“收錄·火部正神羅宣神通之力·殘缺。反哺之賜:地烈陣陣圖。”
餘盡只覺得兩股熱流同時湧入體內,一股輕盈靈動,如風如雲;一股沉重熾烈,如地火奔湧。兩股力量在他經脈中交匯,互不干擾,各自運轉了三個周天,才緩緩沉寂下去。
他睜開眼,眼中滿是驚喜。
天罡三十六變!
這不是普通的障眼法,而是正兒八經的變化之術,三十六種天罡變化,能變天地萬物,飛禽走獸、草木山石、江河湖海,無所不能。他此前一直頂著食鐵獸的本體,雖然戰力不弱,可這副模樣走到哪裡都扎眼。有了這天罡三十六變,他便可隨意化形,倒是有了真正的隱藏自己身份的手段。
他迫不及待地試了一回。心念一動,身形一縮,那丈許高的食鐵獸便化作一個黑臉漢子,穿著粗布衣裳,看著與尋常山民一般無二。他又變了一回,化作一隻飛鳥,在洞中撲騰了兩下翅膀;再變,化作一塊青石,與洞壁融為一體,氣息全無。
餘盡收了變化,重新化為人形,咧嘴一笑。
他又將意識沉入識海,仔細研究那地烈陣的陣圖。陣圖在萬仙圖中展開,繁複無比,無數線條與符文交織在一起,構成一座氣勢恢宏的大陣。陣圖上方有古篆標註:
“地烈陣。陣成之後,上有雷鳴,下有烈火。縱有五行遁術,入陣亦被禁住,難逃骨化形銷之禍。”

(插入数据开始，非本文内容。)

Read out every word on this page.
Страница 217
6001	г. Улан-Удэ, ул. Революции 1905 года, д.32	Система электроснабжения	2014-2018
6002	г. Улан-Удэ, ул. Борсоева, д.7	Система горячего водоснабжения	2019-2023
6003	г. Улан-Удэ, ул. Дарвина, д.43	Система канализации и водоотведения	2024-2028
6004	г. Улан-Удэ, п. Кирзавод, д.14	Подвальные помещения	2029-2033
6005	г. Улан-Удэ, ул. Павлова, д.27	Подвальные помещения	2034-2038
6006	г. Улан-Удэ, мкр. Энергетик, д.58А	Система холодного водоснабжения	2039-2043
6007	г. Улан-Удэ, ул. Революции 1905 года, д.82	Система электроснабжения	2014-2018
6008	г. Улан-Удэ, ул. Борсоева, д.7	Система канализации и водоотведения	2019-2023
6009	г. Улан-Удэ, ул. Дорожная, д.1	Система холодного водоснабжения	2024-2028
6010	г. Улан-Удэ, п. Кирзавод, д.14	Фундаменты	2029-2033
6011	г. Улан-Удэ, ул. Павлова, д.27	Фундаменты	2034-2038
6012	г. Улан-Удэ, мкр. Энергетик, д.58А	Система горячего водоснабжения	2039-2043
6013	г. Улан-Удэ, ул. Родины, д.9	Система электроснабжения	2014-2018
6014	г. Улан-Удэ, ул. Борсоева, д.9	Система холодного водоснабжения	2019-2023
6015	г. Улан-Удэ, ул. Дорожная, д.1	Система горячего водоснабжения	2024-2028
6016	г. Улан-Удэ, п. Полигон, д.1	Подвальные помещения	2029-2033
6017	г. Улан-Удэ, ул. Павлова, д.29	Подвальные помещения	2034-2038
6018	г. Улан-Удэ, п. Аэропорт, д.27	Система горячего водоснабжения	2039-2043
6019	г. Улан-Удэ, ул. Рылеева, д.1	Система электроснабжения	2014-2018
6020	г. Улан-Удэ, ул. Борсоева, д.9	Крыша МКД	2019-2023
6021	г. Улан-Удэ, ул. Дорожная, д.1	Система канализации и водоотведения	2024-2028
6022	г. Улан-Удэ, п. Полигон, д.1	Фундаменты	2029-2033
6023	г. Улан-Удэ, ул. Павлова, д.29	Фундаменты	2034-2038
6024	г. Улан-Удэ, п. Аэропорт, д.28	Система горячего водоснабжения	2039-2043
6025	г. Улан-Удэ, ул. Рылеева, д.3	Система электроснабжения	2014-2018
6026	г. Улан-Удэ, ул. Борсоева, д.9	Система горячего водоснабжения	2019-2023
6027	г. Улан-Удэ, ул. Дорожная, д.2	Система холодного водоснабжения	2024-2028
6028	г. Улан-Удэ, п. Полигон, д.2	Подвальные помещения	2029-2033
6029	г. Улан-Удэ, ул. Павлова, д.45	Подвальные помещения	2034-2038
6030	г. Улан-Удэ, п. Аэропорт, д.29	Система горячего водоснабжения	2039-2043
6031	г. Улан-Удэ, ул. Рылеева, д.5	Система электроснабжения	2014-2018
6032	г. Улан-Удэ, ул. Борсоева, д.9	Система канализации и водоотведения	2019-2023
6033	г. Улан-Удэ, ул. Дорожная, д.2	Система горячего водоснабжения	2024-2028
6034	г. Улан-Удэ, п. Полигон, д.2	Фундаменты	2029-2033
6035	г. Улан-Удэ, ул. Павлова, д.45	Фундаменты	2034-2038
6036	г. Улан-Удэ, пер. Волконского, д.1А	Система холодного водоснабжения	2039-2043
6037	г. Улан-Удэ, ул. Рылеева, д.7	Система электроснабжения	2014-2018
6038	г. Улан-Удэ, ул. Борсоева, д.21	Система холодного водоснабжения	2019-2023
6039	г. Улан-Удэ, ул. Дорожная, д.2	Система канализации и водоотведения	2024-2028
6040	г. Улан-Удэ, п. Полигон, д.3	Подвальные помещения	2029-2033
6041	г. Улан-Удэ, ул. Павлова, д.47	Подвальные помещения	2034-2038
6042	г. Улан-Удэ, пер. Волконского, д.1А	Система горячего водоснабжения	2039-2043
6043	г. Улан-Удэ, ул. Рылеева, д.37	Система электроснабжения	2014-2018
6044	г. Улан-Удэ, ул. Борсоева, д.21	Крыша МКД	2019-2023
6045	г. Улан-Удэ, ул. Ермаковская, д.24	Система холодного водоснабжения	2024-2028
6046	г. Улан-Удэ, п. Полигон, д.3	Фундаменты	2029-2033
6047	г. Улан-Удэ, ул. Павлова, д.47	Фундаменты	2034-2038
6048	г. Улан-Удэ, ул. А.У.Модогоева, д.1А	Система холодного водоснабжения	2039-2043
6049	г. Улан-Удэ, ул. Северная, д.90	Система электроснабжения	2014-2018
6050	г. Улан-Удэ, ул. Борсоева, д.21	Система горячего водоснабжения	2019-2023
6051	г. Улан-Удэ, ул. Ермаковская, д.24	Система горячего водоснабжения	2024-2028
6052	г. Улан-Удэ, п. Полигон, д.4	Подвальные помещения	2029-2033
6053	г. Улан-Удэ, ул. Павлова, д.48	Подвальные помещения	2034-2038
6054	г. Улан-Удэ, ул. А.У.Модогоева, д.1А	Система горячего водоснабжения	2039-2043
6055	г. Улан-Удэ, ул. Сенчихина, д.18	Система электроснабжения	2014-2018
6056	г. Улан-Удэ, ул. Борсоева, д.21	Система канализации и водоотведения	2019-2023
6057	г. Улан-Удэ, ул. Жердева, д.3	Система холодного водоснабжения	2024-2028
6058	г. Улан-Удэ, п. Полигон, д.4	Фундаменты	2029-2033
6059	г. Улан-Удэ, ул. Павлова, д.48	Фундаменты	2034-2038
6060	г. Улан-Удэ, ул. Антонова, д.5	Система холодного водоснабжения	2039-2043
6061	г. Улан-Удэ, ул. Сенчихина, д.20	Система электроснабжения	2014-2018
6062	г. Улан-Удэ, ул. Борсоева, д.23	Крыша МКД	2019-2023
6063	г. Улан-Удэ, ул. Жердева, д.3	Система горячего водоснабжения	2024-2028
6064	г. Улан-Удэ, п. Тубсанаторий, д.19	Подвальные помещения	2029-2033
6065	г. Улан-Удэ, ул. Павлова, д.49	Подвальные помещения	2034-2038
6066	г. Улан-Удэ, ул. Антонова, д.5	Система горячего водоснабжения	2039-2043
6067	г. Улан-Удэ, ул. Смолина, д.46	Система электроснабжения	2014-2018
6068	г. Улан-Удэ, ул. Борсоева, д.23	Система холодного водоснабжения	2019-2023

餘盡仔細看了半晌,漸漸明白了這陣法的門道。地烈陣以地火為根基,以天雷為引,陣成之後,陣中自成一方小天地。入陣之人,腳下是翻湧的熔岩,頭頂是劈落的雷霆,五行遁術被陣勢鎖死,逃無可逃,避無可避。便是神仙入了此陣,也要脫一層皮。
不過這陣需要五方幡作為佈陣之器,東方青旗、南方赤旗、西方白旗、北方黑旗、中央黃旗,五旗各據一方,以旗上符文引動地火天雷,方能成陣。這五面旗子需要他自己煉製,用的材料也不是尋常之物。
餘盡將陣圖牢牢記在心中,又看了一眼萬仙圖上的指引。那團光點已經移到了新的位置,他估算了一下距離,那地方在高老莊以西,約莫千里之外。以唐僧師徒的腳力,從高老莊出發,至少也要走兩三個月才能到。
兩三個月。
餘盡心中盤算了一番,這兩三個月的時間,他正好可以用來尋找煉器材料,將那五方幡煉製出來。地烈陣的威力擺在那裡,若是能在下一難之前煉成此陣,他便多了一張真正的底牌。
他在洞中又待了一夜,將天罡三十六變和地烈陣的法門反覆揣摩,直到爛熟於心。
次日清晨,他在山上尋覓礦石,遠遠瞧見唐僧師徒已經啟程了。
唐僧騎著白龍馬走在最前面,孫悟空牽著馬在前頭引路,豬八戒挑著行李走在最後。那呆子走幾步便回頭望一眼。
孫悟空回頭看見他那副模樣,笑道:“呆子,你還念著你那老家不成?如今已放火燒了,當認真西行,早點得成正果,方為正事!”
豬八戒“呸”了一聲,罵道:“你這猴頭,站著說話不腰疼!老豬在那洞裡住了好幾年,說燒就燒了,還不許老豬多看兩眼?”
孫悟空哈哈大笑。
豬八戒哼了一聲,不再說話,挑著擔子跟了上去。師徒三人的身影漸漸消失在山道盡頭,只餘馬蹄聲和說笑聲在山谷中迴盪。
餘盡站在山上,看著那一行背影遠去,心中忽然有一種說不清的滋味。他搖了搖頭,轉身回了雲棧洞。
他在洞中坐了一會兒,忽然想起一件事,觀音來了這麼多次,每一次都是佛光普照、法力滔天。可萬仙圖卻從未收錄到觀音的任何一絲神通靈機。
“怪事。”餘盡喃喃自語。
他想了半晌,也想不出個所以然來。
他搖了搖頭,不再亂想。不管什麼原因,都不是他現在能操心的。眼下最重要的事,是趁著這兩三個月的時間,把五方幡煉出來,把地烈陣練熟。
餘盡從儲物袋中翻出幾塊礦石,在掌心掂了掂,又仔細回想地烈陣陣圖中關於五方幡的煉製法門。那五面旗子,每一面都需要一種主材,這些東西都不好找,但也不是找不到。
他將礦石收好,又清點了一番儲物袋中的家當,煉一面旗的主材倒是夠了。